For this Digital charity compilation Schole have rounded up their most recent artists with some of those from their illustrious back catalog, all together for a good cause. Names like K-Conjog, Flica, Haythem Mahbouli, Tim Linghaus and Akira Kosemura all feature, some of these as collaborations with other artists, while the label’s newest artist Kieli (aka Ekin Pöllänen), whose EP “Tick Tick Talk” is released on July 26 opens the collection.
What it demonstrates is rather than just what a considered and considerate label Schole is, is the quality that you find when you spend time with such a compilation. Normally I have only been focusing on a single artist and their albums as opposed to a collection. But when you have an opportunity such as this you can really examine the label as a whole in a way that reveals a lot. Schole and beauty are tied in together. There is something about how they present themselves from the music they release through to the packaging.

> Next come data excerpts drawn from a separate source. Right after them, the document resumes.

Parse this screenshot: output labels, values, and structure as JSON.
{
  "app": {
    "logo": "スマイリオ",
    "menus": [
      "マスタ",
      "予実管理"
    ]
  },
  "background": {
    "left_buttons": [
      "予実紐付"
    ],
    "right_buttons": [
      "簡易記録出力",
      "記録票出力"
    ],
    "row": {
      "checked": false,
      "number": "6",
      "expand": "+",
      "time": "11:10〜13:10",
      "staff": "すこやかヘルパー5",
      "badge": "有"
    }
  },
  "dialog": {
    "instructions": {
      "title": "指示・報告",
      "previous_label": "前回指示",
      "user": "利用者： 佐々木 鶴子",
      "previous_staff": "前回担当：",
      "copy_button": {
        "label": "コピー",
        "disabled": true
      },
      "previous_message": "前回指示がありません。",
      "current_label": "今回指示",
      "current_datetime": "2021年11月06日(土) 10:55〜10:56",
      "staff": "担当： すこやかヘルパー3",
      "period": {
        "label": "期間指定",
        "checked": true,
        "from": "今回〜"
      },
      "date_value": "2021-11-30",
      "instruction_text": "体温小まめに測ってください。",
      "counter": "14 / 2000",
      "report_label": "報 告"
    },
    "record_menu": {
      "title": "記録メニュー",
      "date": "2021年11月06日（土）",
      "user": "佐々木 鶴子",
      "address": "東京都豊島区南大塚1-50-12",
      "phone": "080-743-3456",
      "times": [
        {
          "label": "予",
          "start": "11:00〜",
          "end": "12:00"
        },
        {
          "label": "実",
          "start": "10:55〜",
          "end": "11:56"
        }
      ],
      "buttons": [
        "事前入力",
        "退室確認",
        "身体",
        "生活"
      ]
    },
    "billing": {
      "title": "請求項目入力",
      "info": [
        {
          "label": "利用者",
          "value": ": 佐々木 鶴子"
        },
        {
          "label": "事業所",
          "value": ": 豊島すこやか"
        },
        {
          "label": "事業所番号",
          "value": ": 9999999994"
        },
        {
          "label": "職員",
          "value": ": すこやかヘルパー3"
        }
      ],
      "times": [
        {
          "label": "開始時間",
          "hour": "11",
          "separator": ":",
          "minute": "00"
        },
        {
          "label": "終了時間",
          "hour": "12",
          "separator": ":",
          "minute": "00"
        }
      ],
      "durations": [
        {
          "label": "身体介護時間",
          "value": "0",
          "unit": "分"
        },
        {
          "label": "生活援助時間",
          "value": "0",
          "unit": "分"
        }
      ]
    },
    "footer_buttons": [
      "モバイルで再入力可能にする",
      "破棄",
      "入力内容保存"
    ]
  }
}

Whether it’s the minimalist beats meets modern classical of Flica or the dance floor touches of K-Conjog or even naked and unadorned Tim Linghaus, there is something that’s ties everything together.
Opening somewhat solemnly before Pöllänen’s angelic vocals sweep you off your feet, the album traverses the glitchy acoustic Ambience meets Modern Classical of Akisai into the dancefloor with K-Conjog , before finding the listener in organic territory with Daisuke Miyatani + Yutaka Hirasaka. Jochen Tiberius Koch (with Gunnar Skrocki) blends Ambience with Modern Classical styles and a hint of Synth style orchestral droning, Dakota Suite, Quentin Sirjacq and Velladon take you in almost nautical direction with delicate piano and accompanied by mournful strings while Sirjacq alone conjures up piano and vibes magic with “Augustine”. Tim Linghaus has created a career on intimate musical moments and this continues with the sparse, but captivating “Wish I Were Here with You”. The home stretch sees a wind soaked Haythem Mahbouli drift into nostalgia with ” 希望 (hope)” before Itoko Toma ‘s “Fly” has an achingly fragile beauty that sort of reminds me vocally of Lavalu. Flica’s glitchy beats meets piano and bass has a laid back feel and exudes a calmness that from time to time we need to embrace. Label boss Akira Kosemura teams up with Dom Mino’ for the surprising all electronic squelchy, woozy and shuffling “A Song From The Past” before Paniyolo’s acoustic “Fish” closes the collection in a way that seems fitting as the track conjures up vivid emotional imagery with a reflective feel.
Charity compilations, especially in the Ambient underground have a great reputation for their quality. Think “Kanshin”, “For Nihon”, “Salaam For Yemen” and “…And Darkness Came” to name a few. You can now add “After The Rain” to that illustrious group. It is also worthwhile checking out if the Schole label has been on your radar, as it offers a nice overview of where the label is at in 2019.
“After The Rain” is available to download now.